A typical suspension bridge structure 200 includes a main pillar 210 of a steel or reinforced concrete structure, a cable 220 suspended from the main pillar 210, a top plate or girder 230 of a long bridge, A bridge 240 for supporting the girder 230, a hanger 250 for hanging the cable 220 in the ground direction and an anchorage for fixing one side of the cable 220 to the ground, And a plurality of sensors are not directly attached to the suspension bridge structure 200. The plurality of sensors are not directly attached to the suspension bridge structure 200 and the drones 110 having the camera 120 are used to fly to a predetermined position of the structure 200, The detachable sensor module 140 is temporarily attached to a predetermined position of the structure by driving the mounted sensor attachment unit 130 and repeatedly using only one detachable sensor module 140 to damage the structure 200 Detection.

Accordingly, instead of sensing damage to the structure using a plurality of sensors as described above, only one detachable sensor module 140 is repeatedly used to detect the damage of the structure 200, .

FIG. 3 is a block diagram of a damage detection system for a vibration based structure using a dron according to an embodiment of the present invention. FIG. 4 is a block diagram of a vibration detection system for a vibration based structure using a dron according to an embodiment of the present invention. FIG.

Referring to FIG. 3, a vibration based structure damage detection system 100 using a drone according to an embodiment of the present invention includes a drone 110, a camera 120, a sensor attachment unit 130, a detachable sensor module 140 A drone manipulator 150, a dron monitor 160, and a structure damage determiner 170.

The drones 110 are an unmanned aerial vehicle and fly so as to approach the structure 200 in order to attach one detachable sensor module 140 to the sensor attachment position 260 of the structure 200.

The camera 120 is mounted on the drone 110 to photograph the sensor attachment position 260 of the structure 200. The reason why the sensor attaching position 260 of the structure 200 is photographed using the camera 120 is that the detachable sensor module 140 is controlled to the sensor attaching position 260 by the dronron manipulator 150, .

The sensor attaching unit 130 is installed on the drone 110 and is remotely controlled by the drone manipulator 150 to attach or detach the detachable sensor module 140 to or from the structure 200. Here, the sensor attaching unit 130 is mounted on the dron 110, and is remotely controlled by the dron controller 150.

The detachable sensor module 140 is a sensor for detecting the damage of the structure 200 and is attached to a sensor attaching position 260 of the structure 200 to measure the structure 200 And is then detached from the structure 200. At this time, the detachable sensor module 140 can measure the structure 200 by repeating detachment and attachment at each sensor attachment position 260 of the structure 200. Specifically, the detachable sensor module 140 measures a sensor attachment position 260 of the structure 200 using a vibration-based nondestructive inspection method, and then measures the position of the next sensor of the structure 200 by the dragon 110 And moves to the attachment position 260 to further measure the structure 200.

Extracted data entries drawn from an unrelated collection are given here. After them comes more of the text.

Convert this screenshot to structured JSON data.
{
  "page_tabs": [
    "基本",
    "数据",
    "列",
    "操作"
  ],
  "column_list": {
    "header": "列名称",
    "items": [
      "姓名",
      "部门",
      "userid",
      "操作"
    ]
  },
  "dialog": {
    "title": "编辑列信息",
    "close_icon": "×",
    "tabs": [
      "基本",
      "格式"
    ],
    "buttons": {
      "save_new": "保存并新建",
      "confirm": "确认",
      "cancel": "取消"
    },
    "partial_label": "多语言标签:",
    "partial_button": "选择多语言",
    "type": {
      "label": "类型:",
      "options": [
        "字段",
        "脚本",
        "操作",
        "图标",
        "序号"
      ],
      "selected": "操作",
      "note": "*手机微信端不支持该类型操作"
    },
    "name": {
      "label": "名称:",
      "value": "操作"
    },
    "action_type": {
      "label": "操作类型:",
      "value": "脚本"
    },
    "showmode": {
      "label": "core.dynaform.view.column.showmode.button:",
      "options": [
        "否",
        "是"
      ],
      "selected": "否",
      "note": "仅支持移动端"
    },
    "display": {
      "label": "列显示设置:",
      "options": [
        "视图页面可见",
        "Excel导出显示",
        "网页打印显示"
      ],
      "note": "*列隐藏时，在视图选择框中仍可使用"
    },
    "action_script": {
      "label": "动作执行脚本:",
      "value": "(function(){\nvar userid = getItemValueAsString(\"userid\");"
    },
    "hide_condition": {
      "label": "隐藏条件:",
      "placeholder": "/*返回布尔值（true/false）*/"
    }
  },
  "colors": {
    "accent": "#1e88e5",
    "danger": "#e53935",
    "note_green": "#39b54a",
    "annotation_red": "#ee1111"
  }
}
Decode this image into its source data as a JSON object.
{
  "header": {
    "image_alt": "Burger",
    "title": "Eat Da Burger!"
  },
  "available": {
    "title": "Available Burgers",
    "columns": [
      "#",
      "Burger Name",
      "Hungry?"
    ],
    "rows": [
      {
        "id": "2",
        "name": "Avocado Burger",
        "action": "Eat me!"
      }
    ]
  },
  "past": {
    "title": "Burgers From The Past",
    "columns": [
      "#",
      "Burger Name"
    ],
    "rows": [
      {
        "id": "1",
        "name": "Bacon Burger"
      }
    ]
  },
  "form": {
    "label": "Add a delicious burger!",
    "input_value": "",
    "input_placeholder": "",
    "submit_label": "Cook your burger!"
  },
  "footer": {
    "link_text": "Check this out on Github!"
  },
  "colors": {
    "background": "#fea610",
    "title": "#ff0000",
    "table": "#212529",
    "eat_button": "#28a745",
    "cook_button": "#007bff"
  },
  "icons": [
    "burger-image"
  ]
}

The drone controller 150 remotely controls the drone 110 and the drone monitor 160 is connected to the drone manipulator 150 and displays the image photographed by the camera 120. That is, the detonation sensor module 140 can be attached to the sensor attachment position 260 of the structure in a precise and safe manner while confirming the sensor attachment position, which is the photographed image displayed on the drone monitor 160 .

The structure damage judging unit 170 judges whether the structure 200 is damaged according to the measurement value measured from the detachable sensor module 140. Here, the structure damage determiner 170 analyzes the structure 200 corresponding to the signal processing and frequency-specific impedance based on the data measured from the structure 200, using a Probabilistic Neural Network .

4, the dron 110 may include a wireless communication module 111, a control unit 112, a memory 113, a flight unit 114, and a battery 115 .

The wireless communication module 111 of the drone 110 receives a remote control signal from the drone manipulator 150 and transmits the image signal photographed by the camera 120 to the drone manipulator 150.

The control unit 112 of the drone 110 is implemented as an MCU (Micro Controller Unit), and controls the flight unit 114 according to a remote control signal received through the wireless communication module 111 Controls driving of the camera 120 and transmits data photographed by the camera 120 to the drone manipulator 150 through the wireless communication module 111. [

The memory 113 of the drone 110 stores data photographed by the camera 120.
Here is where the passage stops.